La quantité de données que produisent les pouvoirs publics, les entreprises et les citoyens, continue de croître de manière spectaculaire. Le hic, c'est que ces données n'arrivent pas toujours à destination. C'est là que l'Europe entend changer les choses. Le Data Governance Act (DGA), qui avait fait l'objet d'un accord avec le Conseil en novembre 2021, est conçu précisément pour amplifier la confiance dans le partage des données, pour élaborer de nouvelles règles européennes en matière de neutralité des marchés des données, et pour faciliter la réutilisation de certaines données aux mains des autorités. Le DGA est dès lors au moins aussi important que l'introduction du GDPR en 2016. Il ne faut du reste pas le confondre avec le DMA, l'acronyme de Digital Markets Act. A ce propos, les négociateurs du Parlement européen et des pays membres de l'UE viennent encore de conclure un accord. Le DMA est une loi destinée à empêcher que les grandes firmes technologiques n'abusent de leur position dominante.

Compromis sur la gouvernance des données

Par 501 voix contre 12 (40 abstentions), le Parlement a donné son feu vert à un compromis qui avait précédemment été conclu avec les états membres à propos du règlement sur la gouvernance des données. Ces dernières sont considérées comme la matière première de la nouvelle économie numérique. Le règlement crée un cadre destiné à renforcer la confiance dans le partage de ces données et à constituer un boost pour l'économie des données. 'Cela fait à coup sûr 10 ans déjà que les entreprises me disent: nous n'avons pas de données!

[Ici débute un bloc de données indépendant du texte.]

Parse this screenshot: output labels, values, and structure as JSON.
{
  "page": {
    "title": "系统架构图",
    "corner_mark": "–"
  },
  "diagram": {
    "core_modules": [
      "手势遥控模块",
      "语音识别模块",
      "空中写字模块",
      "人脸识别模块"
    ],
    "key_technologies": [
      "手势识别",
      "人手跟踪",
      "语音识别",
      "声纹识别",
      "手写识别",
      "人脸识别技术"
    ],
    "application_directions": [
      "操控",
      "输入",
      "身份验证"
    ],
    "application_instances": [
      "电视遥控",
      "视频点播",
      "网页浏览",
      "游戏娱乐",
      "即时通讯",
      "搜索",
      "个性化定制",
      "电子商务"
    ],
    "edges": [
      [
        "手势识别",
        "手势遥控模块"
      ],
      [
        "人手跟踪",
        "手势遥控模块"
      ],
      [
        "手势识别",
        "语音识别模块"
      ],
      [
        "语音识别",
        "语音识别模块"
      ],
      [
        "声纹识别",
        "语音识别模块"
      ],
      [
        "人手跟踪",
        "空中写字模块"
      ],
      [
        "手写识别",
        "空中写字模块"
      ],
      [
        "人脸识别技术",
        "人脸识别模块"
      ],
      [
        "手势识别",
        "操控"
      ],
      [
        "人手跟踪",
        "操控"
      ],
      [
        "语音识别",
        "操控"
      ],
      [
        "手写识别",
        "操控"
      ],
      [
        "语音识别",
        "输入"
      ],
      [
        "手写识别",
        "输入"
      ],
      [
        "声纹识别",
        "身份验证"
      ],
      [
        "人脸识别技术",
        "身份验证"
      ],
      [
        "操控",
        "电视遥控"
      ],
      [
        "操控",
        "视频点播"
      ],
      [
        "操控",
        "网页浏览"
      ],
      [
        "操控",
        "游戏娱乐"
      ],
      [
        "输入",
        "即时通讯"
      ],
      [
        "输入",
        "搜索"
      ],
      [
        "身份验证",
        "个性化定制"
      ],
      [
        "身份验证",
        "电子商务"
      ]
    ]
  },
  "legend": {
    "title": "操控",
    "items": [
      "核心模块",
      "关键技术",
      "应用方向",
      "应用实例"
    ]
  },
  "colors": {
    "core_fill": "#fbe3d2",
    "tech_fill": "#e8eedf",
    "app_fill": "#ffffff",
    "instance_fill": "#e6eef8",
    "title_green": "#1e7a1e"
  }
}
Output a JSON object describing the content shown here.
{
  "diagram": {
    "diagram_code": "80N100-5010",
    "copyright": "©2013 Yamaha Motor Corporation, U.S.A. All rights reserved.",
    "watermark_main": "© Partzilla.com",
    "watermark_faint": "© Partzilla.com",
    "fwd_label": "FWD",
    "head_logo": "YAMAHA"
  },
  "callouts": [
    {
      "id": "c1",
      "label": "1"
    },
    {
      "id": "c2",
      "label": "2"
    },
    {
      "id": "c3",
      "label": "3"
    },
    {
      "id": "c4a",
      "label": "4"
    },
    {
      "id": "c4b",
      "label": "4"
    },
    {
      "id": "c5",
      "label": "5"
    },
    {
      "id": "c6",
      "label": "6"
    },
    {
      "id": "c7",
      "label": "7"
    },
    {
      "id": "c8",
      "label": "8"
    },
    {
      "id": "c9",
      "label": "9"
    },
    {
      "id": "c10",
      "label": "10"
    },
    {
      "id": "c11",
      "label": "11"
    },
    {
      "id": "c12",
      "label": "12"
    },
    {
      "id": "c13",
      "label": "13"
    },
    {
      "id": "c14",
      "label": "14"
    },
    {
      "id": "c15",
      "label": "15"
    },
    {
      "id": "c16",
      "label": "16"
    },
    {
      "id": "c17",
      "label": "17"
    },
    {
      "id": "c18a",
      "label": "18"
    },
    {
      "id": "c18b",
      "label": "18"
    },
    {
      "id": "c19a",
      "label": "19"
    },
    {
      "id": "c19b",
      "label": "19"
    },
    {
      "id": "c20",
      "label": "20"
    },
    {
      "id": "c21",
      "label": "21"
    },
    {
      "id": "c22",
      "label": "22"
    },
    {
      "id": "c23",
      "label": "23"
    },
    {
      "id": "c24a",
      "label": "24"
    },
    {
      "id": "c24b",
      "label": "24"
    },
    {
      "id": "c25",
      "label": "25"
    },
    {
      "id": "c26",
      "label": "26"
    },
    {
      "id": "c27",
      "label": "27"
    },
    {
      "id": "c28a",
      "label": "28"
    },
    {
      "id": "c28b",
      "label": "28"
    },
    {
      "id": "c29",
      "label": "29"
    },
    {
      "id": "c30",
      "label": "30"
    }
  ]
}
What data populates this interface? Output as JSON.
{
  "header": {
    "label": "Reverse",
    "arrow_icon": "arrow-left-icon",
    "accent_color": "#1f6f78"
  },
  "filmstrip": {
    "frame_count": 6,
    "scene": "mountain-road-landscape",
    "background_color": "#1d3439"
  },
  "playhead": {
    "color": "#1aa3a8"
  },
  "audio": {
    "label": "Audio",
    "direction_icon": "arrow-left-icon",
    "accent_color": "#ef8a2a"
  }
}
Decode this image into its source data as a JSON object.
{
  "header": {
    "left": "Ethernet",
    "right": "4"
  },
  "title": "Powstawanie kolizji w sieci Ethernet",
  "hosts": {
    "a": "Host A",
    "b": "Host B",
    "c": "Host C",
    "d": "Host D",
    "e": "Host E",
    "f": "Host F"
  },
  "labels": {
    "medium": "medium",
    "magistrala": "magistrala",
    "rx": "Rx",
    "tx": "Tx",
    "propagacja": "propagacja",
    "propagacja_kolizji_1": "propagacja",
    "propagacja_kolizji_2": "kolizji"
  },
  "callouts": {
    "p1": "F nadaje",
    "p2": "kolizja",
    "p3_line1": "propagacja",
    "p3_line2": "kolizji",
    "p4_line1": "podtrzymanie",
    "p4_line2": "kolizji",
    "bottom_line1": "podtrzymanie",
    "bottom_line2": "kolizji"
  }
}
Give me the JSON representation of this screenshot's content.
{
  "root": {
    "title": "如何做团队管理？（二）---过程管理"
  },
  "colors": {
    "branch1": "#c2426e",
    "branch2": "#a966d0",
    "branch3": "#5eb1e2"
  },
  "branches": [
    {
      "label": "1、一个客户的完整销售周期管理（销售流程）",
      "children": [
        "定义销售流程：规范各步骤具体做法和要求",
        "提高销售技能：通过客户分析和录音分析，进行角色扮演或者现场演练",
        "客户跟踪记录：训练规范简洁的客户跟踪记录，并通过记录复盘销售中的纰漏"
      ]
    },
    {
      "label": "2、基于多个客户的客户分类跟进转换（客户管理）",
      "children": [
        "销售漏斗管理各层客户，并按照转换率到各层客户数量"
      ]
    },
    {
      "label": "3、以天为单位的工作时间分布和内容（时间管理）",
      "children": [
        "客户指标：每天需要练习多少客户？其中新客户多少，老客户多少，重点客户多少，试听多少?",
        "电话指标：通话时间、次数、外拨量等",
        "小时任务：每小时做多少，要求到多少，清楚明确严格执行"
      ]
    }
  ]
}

Il s'agit là d'une sérieuse pierre d'achoppement pour l'entreprenariat, la recherche et l'innovation', explique Geert Bourgeois (N-VA). L'ex-ministre-président flamand prétend que le retard pris sur le plan des données accessibles par rapport aux Etats-Unis et à la Chine, est important et impacte la compétitivité, le bien-être et les valeurs européennes. 'Cette réglementation représente assurément un pas dans la bonne direction.

Garanties de confidentialité pour les entreprises et les citoyens

La réglementation contient des garanties de confidentialité et des instruments donnant aux citoyens et aux entreprises un contrôle sur les données qu'ils produisent. Le texte inclut également des règles garantissant la neutralité des marchés de données, ainsi que des mesures facilitant l'utilisation de certaines données par les pouvoirs publics, comme la réutilisation de données de santé spécifiques à des fins de recherche sur les maladies rares ou chroniques.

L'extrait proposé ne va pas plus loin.